Dat werk van zijn handen werd ook wel eens op naam van anderen geplaatst, op naam van een architect of van een adviesgevende Leuvense prof....
Hij kon die miskenning incasseren omdat zijn geluk in zijn creaties lag, en in zijn scheppende beitelsteken.
Zijn humor hielp hem over verdriet.
Op de wereldtentoonstelling van Antwerpen in 1904 zou koning Leopold II zijn werk komen bewonderen. Toen de vorst zijn stand naderde, werd deze plots weggeroepen. Thomas had er zo naar uitgekeken! Over de pijn van zijn ontgoocheling zei Thomas: "Och ja! Ik begrijp! Mijn collega's maken vooral naakte madammekes en ik maak mor Lieve-vrouwkes."
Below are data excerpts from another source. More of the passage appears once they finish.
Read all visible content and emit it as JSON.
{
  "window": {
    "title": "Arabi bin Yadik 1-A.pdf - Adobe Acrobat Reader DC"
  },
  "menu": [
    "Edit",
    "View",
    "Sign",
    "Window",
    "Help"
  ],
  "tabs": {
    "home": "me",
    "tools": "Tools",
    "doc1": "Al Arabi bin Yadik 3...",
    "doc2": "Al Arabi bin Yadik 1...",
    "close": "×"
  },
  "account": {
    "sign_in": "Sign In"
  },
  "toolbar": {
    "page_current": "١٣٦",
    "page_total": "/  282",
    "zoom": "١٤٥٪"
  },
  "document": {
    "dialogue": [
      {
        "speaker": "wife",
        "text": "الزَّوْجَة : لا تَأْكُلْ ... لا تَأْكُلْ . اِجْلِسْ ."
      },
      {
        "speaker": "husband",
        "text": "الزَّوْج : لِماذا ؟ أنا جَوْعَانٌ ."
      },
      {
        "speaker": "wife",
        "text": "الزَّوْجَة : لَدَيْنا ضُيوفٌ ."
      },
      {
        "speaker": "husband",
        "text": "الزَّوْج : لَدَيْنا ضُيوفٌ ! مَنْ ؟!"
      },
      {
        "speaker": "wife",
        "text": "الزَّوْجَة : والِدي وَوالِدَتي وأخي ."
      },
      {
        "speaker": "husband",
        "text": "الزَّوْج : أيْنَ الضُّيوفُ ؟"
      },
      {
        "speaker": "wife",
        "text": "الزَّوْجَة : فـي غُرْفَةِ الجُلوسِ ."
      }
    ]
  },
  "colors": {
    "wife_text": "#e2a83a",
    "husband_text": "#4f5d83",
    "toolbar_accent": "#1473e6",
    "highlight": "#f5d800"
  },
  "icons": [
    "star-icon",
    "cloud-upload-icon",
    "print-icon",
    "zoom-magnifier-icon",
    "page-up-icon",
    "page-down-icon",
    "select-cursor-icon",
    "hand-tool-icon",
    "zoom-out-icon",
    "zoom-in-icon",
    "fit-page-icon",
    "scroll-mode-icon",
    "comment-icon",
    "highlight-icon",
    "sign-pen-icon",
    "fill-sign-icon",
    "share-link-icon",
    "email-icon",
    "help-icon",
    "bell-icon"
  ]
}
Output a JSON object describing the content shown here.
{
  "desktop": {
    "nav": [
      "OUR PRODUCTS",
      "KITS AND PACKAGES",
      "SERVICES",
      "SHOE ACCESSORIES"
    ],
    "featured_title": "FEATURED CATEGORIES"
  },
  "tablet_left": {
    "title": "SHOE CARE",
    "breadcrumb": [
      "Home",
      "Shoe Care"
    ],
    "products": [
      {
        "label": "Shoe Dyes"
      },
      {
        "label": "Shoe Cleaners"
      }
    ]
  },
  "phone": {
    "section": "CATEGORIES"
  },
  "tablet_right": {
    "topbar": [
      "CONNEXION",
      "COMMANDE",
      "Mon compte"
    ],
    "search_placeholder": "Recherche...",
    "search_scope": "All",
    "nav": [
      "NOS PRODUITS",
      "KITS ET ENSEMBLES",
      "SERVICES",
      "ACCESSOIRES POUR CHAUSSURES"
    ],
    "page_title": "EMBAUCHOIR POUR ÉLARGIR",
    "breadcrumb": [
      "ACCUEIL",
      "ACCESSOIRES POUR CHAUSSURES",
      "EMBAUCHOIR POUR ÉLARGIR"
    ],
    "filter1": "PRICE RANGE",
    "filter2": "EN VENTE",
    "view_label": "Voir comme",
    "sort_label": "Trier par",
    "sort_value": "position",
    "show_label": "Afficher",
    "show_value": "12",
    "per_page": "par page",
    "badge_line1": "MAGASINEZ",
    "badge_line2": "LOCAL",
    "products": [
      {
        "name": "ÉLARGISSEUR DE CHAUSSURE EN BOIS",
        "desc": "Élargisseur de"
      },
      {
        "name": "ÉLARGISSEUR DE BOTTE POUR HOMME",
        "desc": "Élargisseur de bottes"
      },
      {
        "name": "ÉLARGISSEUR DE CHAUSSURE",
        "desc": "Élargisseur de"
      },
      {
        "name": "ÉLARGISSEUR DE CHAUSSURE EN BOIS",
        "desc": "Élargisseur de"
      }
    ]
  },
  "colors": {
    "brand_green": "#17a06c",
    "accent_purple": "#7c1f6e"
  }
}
Watson was een der eersten in Achel die zich een fiets aanschafte. Nu haperde het vehikel op zekere dag. Thomas had er aan geschroefd, maar zonder resultaat. Een fietsenmaker was er toen niet. Dus moest de fiets opgestuurd worden naar de fabriek. Verzending Lillerstatie!
"Maar Thomas", zei Eulalie "Waarom te voet gaan...?"
"'t Is waar ook" zei Thomas. Hij klom op zijn rijwiel, doch was vergeten dat het stuur los stond.
Hij reed met zijn tachtig kilo recht in een sloot. Het spul kraakte....
"Nu is hij het waard" zei Thomas "om op te sturen."
Hij moest zijn fiets naar het station dragen...
Eigenlijk was de man sportief. Tot verwondering van de Achelaars ging hij in de zomer twee tot driemaal per week zwemmen in de Warmbeek. "Ne zuivere geest in een zuiver lichaam" zei Thomas.
We vertelden reeds dat de man een huis met atelier bouwde. Toen de metsers aan het W.C. zouden beginnen, vroeg hij hem op tijd te willen roepen om te passen....
"Het heet gemak" zei Thomas "en het moet ook een gemak zijn!"